Néanmoins, le projet de loi va modifier plusieurs usages ou tendances constatées. Des représentants de copropriétaires dénoncent une tendance des syndics à augmenter les tâches « particulières » et facturées en sus, au détriment des tâches rémunérées dans le cadre du forfait correspondant à de la gestion courante. Le ministère note aussi une forte demande "pour plus de transparence dans la gestion des fonds de la copropriété" .
Aujourd'hui, Les frais de gestion courante doivent être facturés dans un forfait annuel fixe global. D’autres frais, dits « frais particuliers », peuvent faire l’objet d’une facturation « à la pièce », et le prix unitaire doit être précisé dans le contrat. Ces dispositions prises pour réguler les rémunérations de la profession ont été renforcées par l’arrêté Novelli qui liste les charges réputées courantes.
Malgré ces dispositions, des abus ont été constatés relate le communiqué du ministère. " Certains syndics affichent des forfaits très bas qui attirent des copropriétés peu averties.
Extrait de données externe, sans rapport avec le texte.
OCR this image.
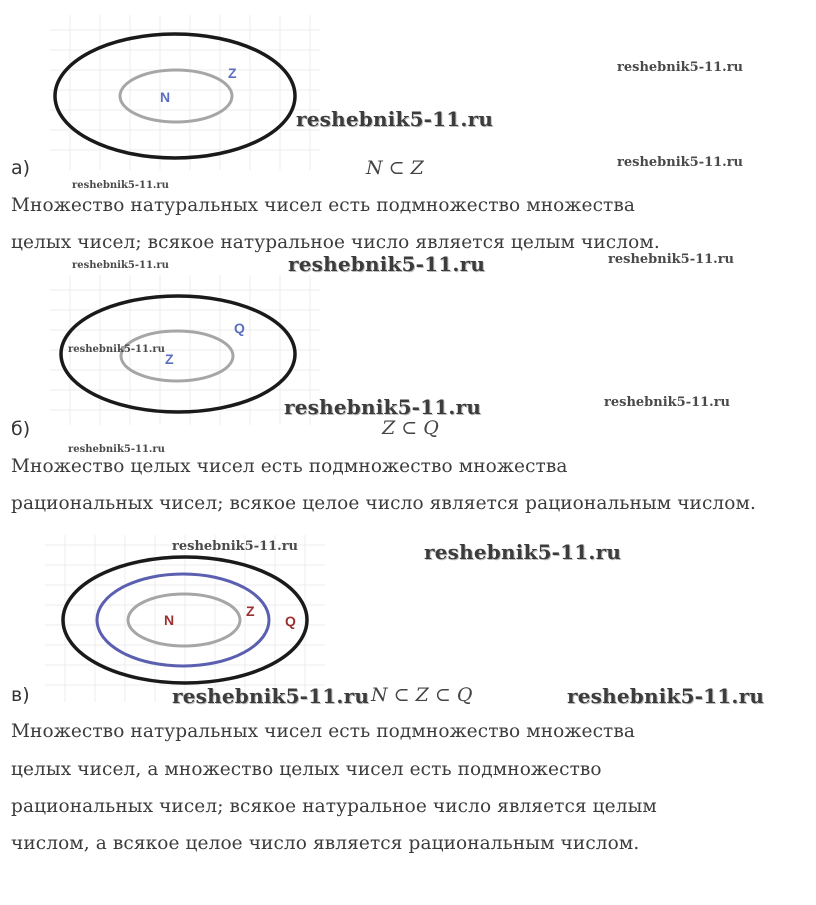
N
Z	reshebnik5-11.ru
reshebnik5-11.ru
а)	N ⊂ Z	reshebnik5-11.ru
reshebnik5-11.ru
Множество натуральных чисел есть подмножество множества
целых чисел; всякое натуральное число является целым числом.
reshebnik5-11.ru	reshebnik5-11.ru	reshebnik5-11.ru
Z
Q
reshebnik5-11.ru
reshebnik5-11.ru	reshebnik5-11.ru
б)	Z ⊂ Q
reshebnik5-11.ru
Множество целых чисел есть подмножество множества
рациональных чисел; всякое целое число является рациональным числом.
N
Z
Q
reshebnik5-11.ru	reshebnik5-11.ru
в)	reshebnik5-11.ru N ⊂ Z ⊂ Q	reshebnik5-11.ru
Множество натуральных чисел есть подмножество множества
целых чисел, а множество целых чисел есть подмножество
рациональных чисел; всякое натуральное число является целым
числом, а всякое целое число является рациональным числом.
Par la suite, des frais de gestion courante sont facturés très chers, comme des presta tions particulières. Peuvent être facturés « en plus », par exemple, l’impression des comptes rendus d’assemblée générale ou certains diagnostics techniques obligatoires qui relèvent d’ une gestion courante, etc. "'
Pour mettre fin à ces pratiques la liste des frais particuliers sera déterminée par décret, et toute les autres prestations seront réputées « de gestion courante » et ne pourront faire l’objet d’une facturation supplémentaire en dehors du forfait annuel.
Dans la très grande majorité des cas, les syndics professionnels font voter par l'assemblée générale la dispense de compte séparé, en invoquantles coûts supplémentaires qui seraient générés. Ce coût supplémentaire dissuade souvent lesyndicat des copropriétaires de faire le choix du compte séparé principe affirmé par la loi du 10 juillet 1965.
Le syndic ouvre un compte à son nom, compte unique ou compte avec des sous-comptes pour chaque syndicat des copropriétaires. Le compte ouvert au nom du syndic est rémunéré par la banque au profit du syndic. En cas de liquidation judiciaire du syndic, les copropriétaires doivent supporter une procédure judiciaire pour récupérer leurs fonds placés dans les sous-comptes.
Pour établir plus de transparence dans l’activité du syndic et l’usage qu’il fait des fonds (appels de fonds pour travaux, règlement des factures, etc.), mais aussi pour permettre de mieux identifier des signaux d’alerte (difficultés financières, trésorerie fragilisée), l’article 18 de la loi Hoguet sera modifié sur trois points :
- suppression de toute dérogation à l’obligation de l’instauration du compte séparé
.- choix par le syndic de la banque dans laquelle sont ouverts ces comptes, à moins que l’assemblée générale, par un vote à la majorité de l’article 25, s’y oppose et choisisse un autre établissement bancaire ;
- obligation, pour le syndic, d’établir le budget prévisionnel en concertation avec le conseil syndical, afin de conforter la légitimité du conseil syndical dans la procédure budgétaire ;
- interdiction pour un syndic d’avancer des fonds à un syndicat de copropriétaires, dans un souci de clarification et de transparence financière ; à l’exception cependant du syndic provisoire (qui n’a pas encore eu la faculté de faire voter des appels de fonds). De cette manière, les fonds appartenant au syndic, d’une part, et à chaque copropriété, d’autre part, seront bien distincts. Chaque copropriété pourra demander les relevés annuels de son compte, ouvert à son nom et géré par le syndic.
Mise en concurrence
Le projet du ministère veut aussi renforcer une concurrence estimée insuffisante. Pour réduire les coûts et améliorer la qualité du service rendu, la mise en concurrence sera obligatoire lorsque le non-renouvellement ou la révocation d’un syndic en place est envisagée, pour favoriser une baisse du montant du forfait fixé dans les contrats de syndic mis en concurrence.